Let us choose for a more general approach: $n$ envelopes and $nm$ letters.

Let $X_{n}$ denote the number of envelopes containing the $m$ letters that they should contain.

Our aim is to find an expression for $P\left(X_{n}=k\right)$.

Five the letters the numbers $1,2,\dots,n$ and let $A_i^{(n)}$ denote the event that the $i$-th letter contains the letters that it should contain.

In what follows now $A_i^{(n)}$ is abbreviated as $A_i$.

$\begin{aligned}P\left(X_{n}=k\right) & =\binom{n}{k}P\left(A_{1}\cap\cdots\cap A_{k}\cap A_{k+1}^{\complement}\cap\cdots\cap A_{n}^{\complement}\right)\\ & =\binom{n}{k}P\left(A_{1}\cap\cdots\cap A_{k}\right)P\left(A_{k+1}^{\complement}\cap\cdots\cap A_{n}^{\complement}\mid A_{1}\cap\cdots\cap A_{k}\right)\\ & =\binom{n}{k}P\left(A_{1}\cap\cdots\cap A_{k}\right)P\left(X_{n-k}=0\right) \end{aligned} $

Here:

$\begin{aligned}P\left(A_{1}\cap\cdots\cap A_{k}\right) & =P\left(A_{1}\right)P\left(A_{2}\mid A_{1}\right)P\left(A_{3}\mid A_{1}\cap A_{2}\right)\cdots P\left(A_{k}\mid A_{1}\cap\cdots\cap A_{k-1}\right)\\ & =\left[\frac{m}{nm}\frac{m-1}{nm-1}\cdots\frac{1}{nm-m+1}\right]\left[\frac{m}{nm-m}\frac{m-1}{nm-m-1}\cdots\frac{1}{nm-2m+1}\right]\left[\frac{m}{nm-2m}\frac{m-1}{nm-2m-1}\cdots\frac{1}{nm-3m+1}\right]\cdots\left[\frac{m}{nm-km+m}\frac{m-1}{nm-km+m-1}\cdots\frac{1}{nm-km+1}\right]\\ & =\frac{\left(nm-km\right)!\left(m!\right)^{k}}{\left(nm\right)!} \end{aligned} $

In order to find $P(X_{n-k}=0)$ we now look at the situation where $n$ has changed into $n-k$.

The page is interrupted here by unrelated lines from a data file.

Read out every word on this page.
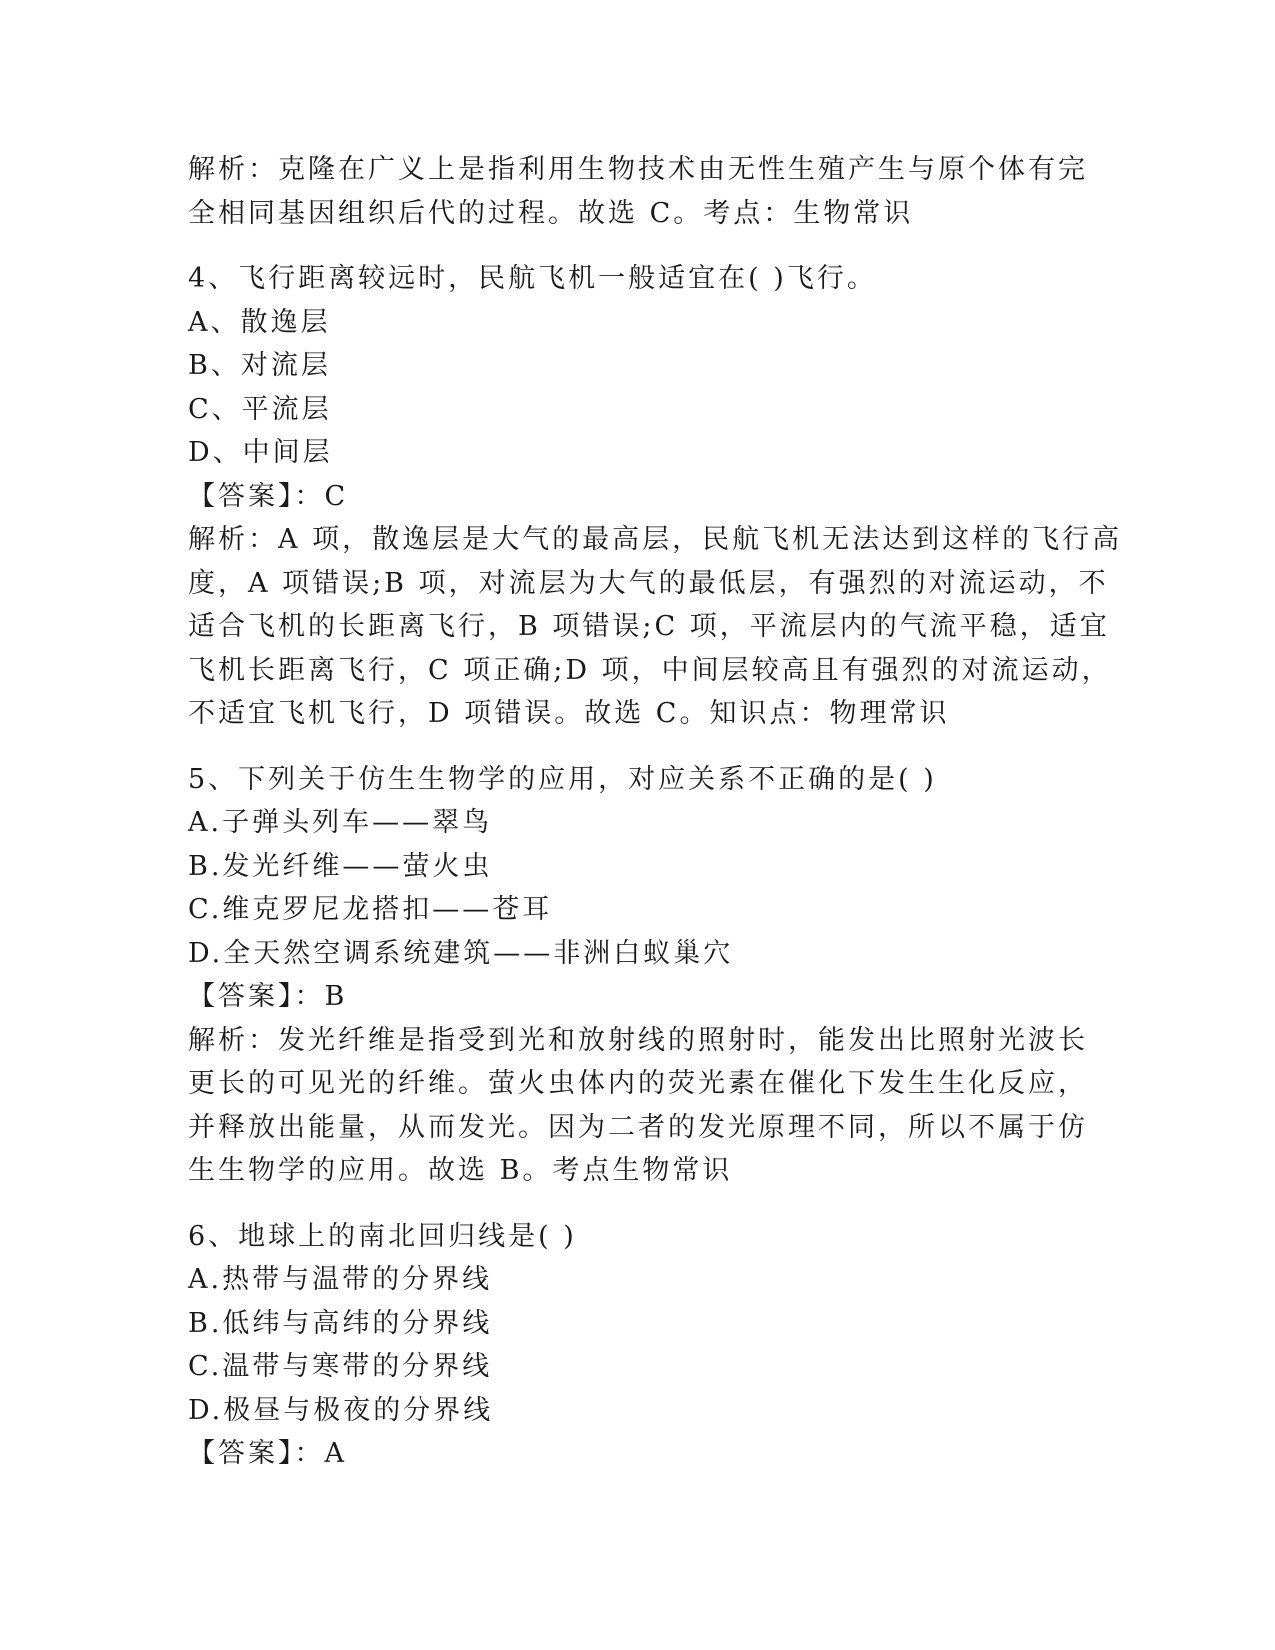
解析：克隆在广义上是指利用生物技术由无性生殖产生与原个体有完
全相同基因组织后代的过程。故选 C。考点：生物常识
4、飞行距离较远时，民航飞机一般适宜在( )飞行。
A、散逸层
B、对流层
C、平流层
D、中间层
【答案】：C
解析：A 项，散逸层是大气的最高层，民航飞机无法达到这样的飞行高
度，A 项错误;B 项，对流层为大气的最低层，有强烈的对流运动，不
适合飞机的长距离飞行，B 项错误;C 项，平流层内的气流平稳，适宜
飞机长距离飞行，C 项正确;D 项，中间层较高且有强烈的对流运动，
不适宜飞机飞行，D 项错误。故选 C。知识点：物理常识
5、下列关于仿生生物学的应用，对应关系不正确的是( )
A.子弹头列车——翠鸟
B.发光纤维——萤火虫
C.维克罗尼龙搭扣——苍耳
D.全天然空调系统建筑——非洲白蚁巢穴
【答案】：B
解析：发光纤维是指受到光和放射线的照射时，能发出比照射光波长
更长的可见光的纤维。萤火虫体内的荧光素在催化下发生生化反应，
并释放出能量，从而发光。因为二者的发光原理不同，所以不属于仿
生生物学的应用。故选 B。考点生物常识
6、地球上的南北回归线是( )
A.热带与温带的分界线
B.低纬与高纬的分界线
C.温带与寒带的分界线
D.极昼与极夜的分界线
【答案】：A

The events $A_1^{(n-k)},\dots,A_{n-k}^{(n-k)}$ are abbreviated as $E_1,\dots,E_{n-k}$ and applying inclusion/exclusion and symmetry we find:

$\begin{aligned}P\left(X_{n-k}=0\right) & =P\left(E_{1}^{\complement}\cap\cdots\cap E_{n-k}^{\complement}\right)\\ & =1-P\left(E_{1}\cup\cdots\cup E_{n-k}\right)\\ & =\sum_{i=0}^{n-k}\binom{n-k}{i}\left(-1\right)^{i}P\left(E_{1}\cap\cdots\cap E_{i}\right)\\ & =\sum_{i=0}^{n-k}\binom{n-k}{i}\left(-1\right)^{i}P\left(E_{1}\cap\cdots\cap E_{i}\right)\\ & =\sum_{i=0}^{n-k}\binom{n-k}{i}\left(-1\right)^{i}\frac{\left(nm-km-im\right)!\left(m!\right)^{i}}{\left(nm-km\right)!} \end{aligned} $

Combining the results we find as final result:

$$P\left(X_{n}=k\right)=\frac{1}{\left(nm\right)!}\binom{n}{k}\sum_{i=0}^{n-k}\binom{n-k}{i}\left(-1\right)^{i}\left(nm-km-im\right)!\left(m!\right)^{k+i}$$

The special case where $n=10$, $m=2$ and $k=3$ gives probability:

$$\frac{1}{20!}\binom{10}{3}\sum_{i=0}^{7}\binom{7}{i}\left(-1\right)^{i}\left(14-2i\right)!2^{3+i}$$

This agrees with the answer of @jeea.